Taxonomien bieten einen differenzierenden und potenziell auch objektiven Blick auf den Bereich des Designs. Morphologische Taxonomien, die die Formen von Pflanzen und Tieren untersuchen, wurden durch die DNA in gewisser Weise obsolet, aber der Ansatz ist sehr nützlich für die Untersuchung von Designobjekten. Ich war auch daran interessiert, ein völlig neues Format für die Designgeschichte zu finden, da diese normalerweise eher auf stilistischen Analysen oder Designtheorie basiert. Als ich meine eigene Bibliothek mit Büchern über Design aufbaute, merkte ich, dass diese Bücher für andere Wissenschaftler geschrieben wurden, aber nur selten die Art von Informationen enthielten, die für Designer wirklich wichtig sind. Kürzlich war ein Freund, der als Koch arbeitet, bei mir zu Besuch, nahm ein Exemplar des Buches in die Hand und fragte, ob es ein Handbuch für Industriedesigner sei – das war ein perfektes Kompliment.
Das Buch erlangte in der Designbranche recht schnell eine Art Kultstatus. Kurz nach Erscheinen rezensierte Alice Rawsthorn das Buch für die New York Times / International Herald Tribune, ohne mir auch nur eine einzige Frage dazu zu stellen, und doch erfasste sie die Intention des Buches vollkommen. Das Buch ist inzwischen vergriffen. Seit seinem Erscheinen haben eine Reihe prominenter Designausstellungen und -publikationen taxonomische Strukturen als Organisationssystem verwendet, was sehr erfreulich ist.
ürostühle sind ein Spiegel der Gesellschaft und ihrer Veränderungen. Die ersten Bürostühle orientierten sich an Frederick Winslow Taylors Ideen zur Arbeitswissenschaft. In den Nachkriegsjahren entstanden dann zahlreiche Stühle, die Technologien aus der Kriegszeit aufgriffen. In den siebziger Jahren, als die Büroarbeit immer mehr zunahm und das Bewusstsein der Verbraucher wuchs, hatte die Ergonomie großen Einfluss auf die Bürostühle. Viele bezeichnen den Aeron Chair von 1994 als den Thron der Dotcom Zeit. Heute schliesslich sind der Einfluss von Nachhaltigkeit und neuer Arbeitsformen in den aktuellen Bürostuhlmodellen zu erkennen.

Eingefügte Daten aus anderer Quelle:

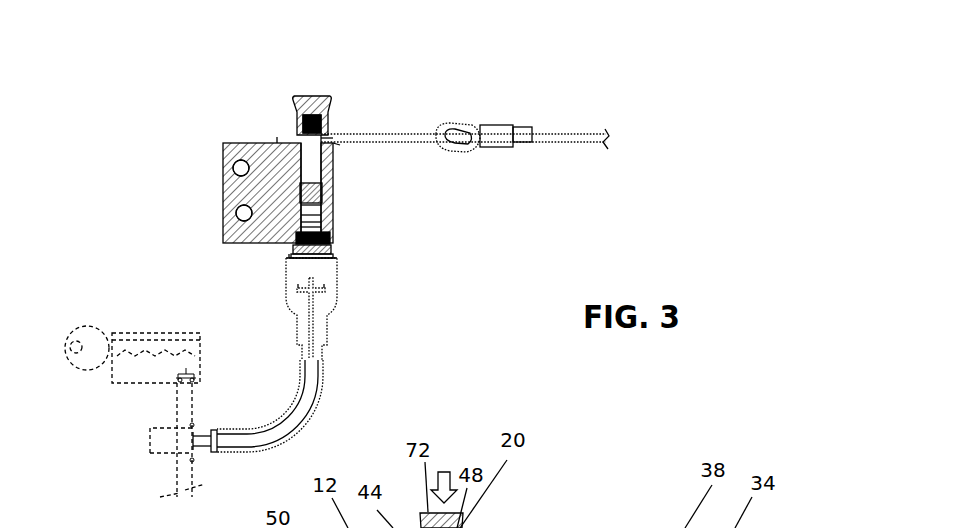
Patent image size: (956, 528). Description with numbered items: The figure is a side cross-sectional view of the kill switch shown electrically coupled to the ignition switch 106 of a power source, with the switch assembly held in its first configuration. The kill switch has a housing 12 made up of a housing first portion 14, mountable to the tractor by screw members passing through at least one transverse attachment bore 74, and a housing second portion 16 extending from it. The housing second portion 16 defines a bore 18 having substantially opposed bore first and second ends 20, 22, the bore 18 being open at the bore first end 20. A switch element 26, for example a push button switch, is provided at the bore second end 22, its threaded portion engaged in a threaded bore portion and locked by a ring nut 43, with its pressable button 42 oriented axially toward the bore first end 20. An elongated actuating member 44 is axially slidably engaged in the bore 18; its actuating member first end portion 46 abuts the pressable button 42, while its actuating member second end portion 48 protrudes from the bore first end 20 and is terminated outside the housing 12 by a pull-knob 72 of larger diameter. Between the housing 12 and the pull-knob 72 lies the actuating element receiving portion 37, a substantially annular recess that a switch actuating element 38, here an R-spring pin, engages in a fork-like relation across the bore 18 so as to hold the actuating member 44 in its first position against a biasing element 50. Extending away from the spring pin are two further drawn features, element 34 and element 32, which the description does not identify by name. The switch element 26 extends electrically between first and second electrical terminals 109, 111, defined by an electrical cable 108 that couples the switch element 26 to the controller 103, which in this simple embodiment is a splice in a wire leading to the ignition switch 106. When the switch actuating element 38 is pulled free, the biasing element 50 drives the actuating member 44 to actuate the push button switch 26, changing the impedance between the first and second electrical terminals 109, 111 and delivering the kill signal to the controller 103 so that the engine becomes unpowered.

The housing 12 is at (231, 141).
The housing first portion 14 is at (238, 236).
The housing second portion 16 is at (334, 180).
The bore 18 is at (334, 158).
The bore first end 20 is at (323, 136).
The bore second end 22 is at (333, 247).
The switch element 26 is at (337, 295).
The cable 32 is at (590, 135).
The cable end connector 34 is at (455, 122).
The actuating element receiving portion 37 is at (334, 143).
The switch actuating element 38 is at (400, 133).
The pressable button 42 is at (331, 230).
The ring nut 43 is at (287, 260).
The actuating member 44 is at (309, 163).
The actuating member first end portion 46 is at (331, 215).
The actuating member second end portion 48 is at (317, 95).
The biasing element 50 is at (300, 190).
The pull-knob 72 is at (297, 95).
The attachment bore 74 is at (237, 168).
The controller 103 is at (150, 453).
The ignition switch 106 is at (115, 383).
The electrical cable 108 is at (297, 415).
The first electrical terminal 109 is at (209, 436).
The second electrical terminal 111 is at (205, 446).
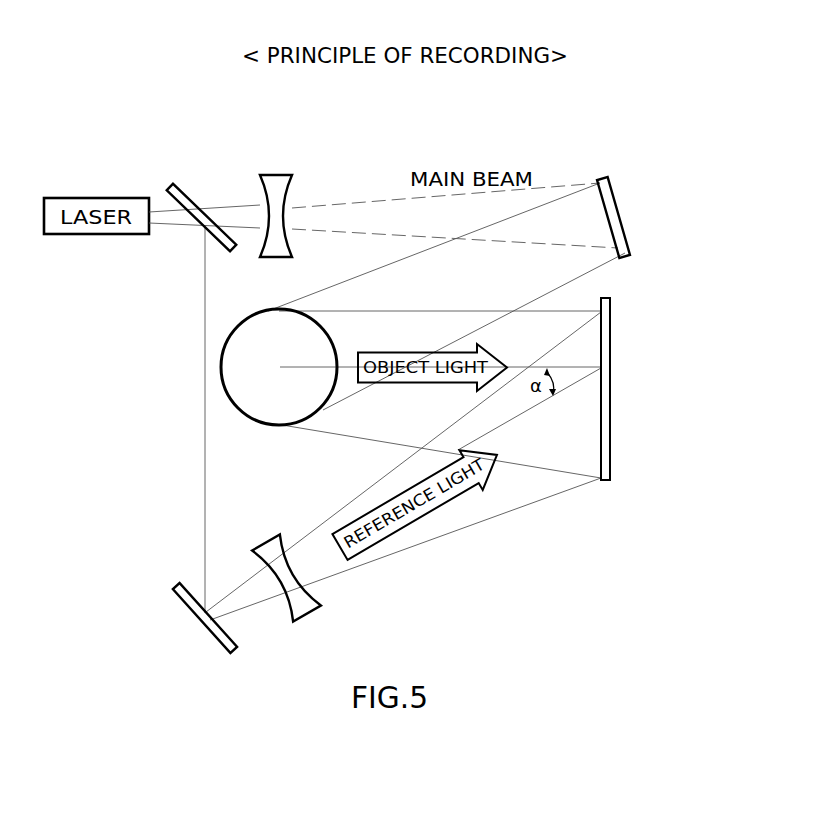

Eine besondere Herausforderung war es, den Ursprung eines bestimmten Designtypus zu identifizieren. Dazu musste man eine Funktion, wie z.B. das Fusskreuz, auswählen und dann alle Stühle untersuchen, die zu dieser Zeit und davor auf den Markt kamen, um zu sehen, welcher der erste gewesen sein könnte. Und die Möbel- und Komponentenhersteller haben, wenn überhaupt, nur spärliche Archive, so dass es sehr schwierig war, die Originalkataloge aufzuspüren. Das Gespräch mit Branchenveteranen, bei dem man sich jedoch allein auf Erinnerungen verlassen musste, war unerlässlich.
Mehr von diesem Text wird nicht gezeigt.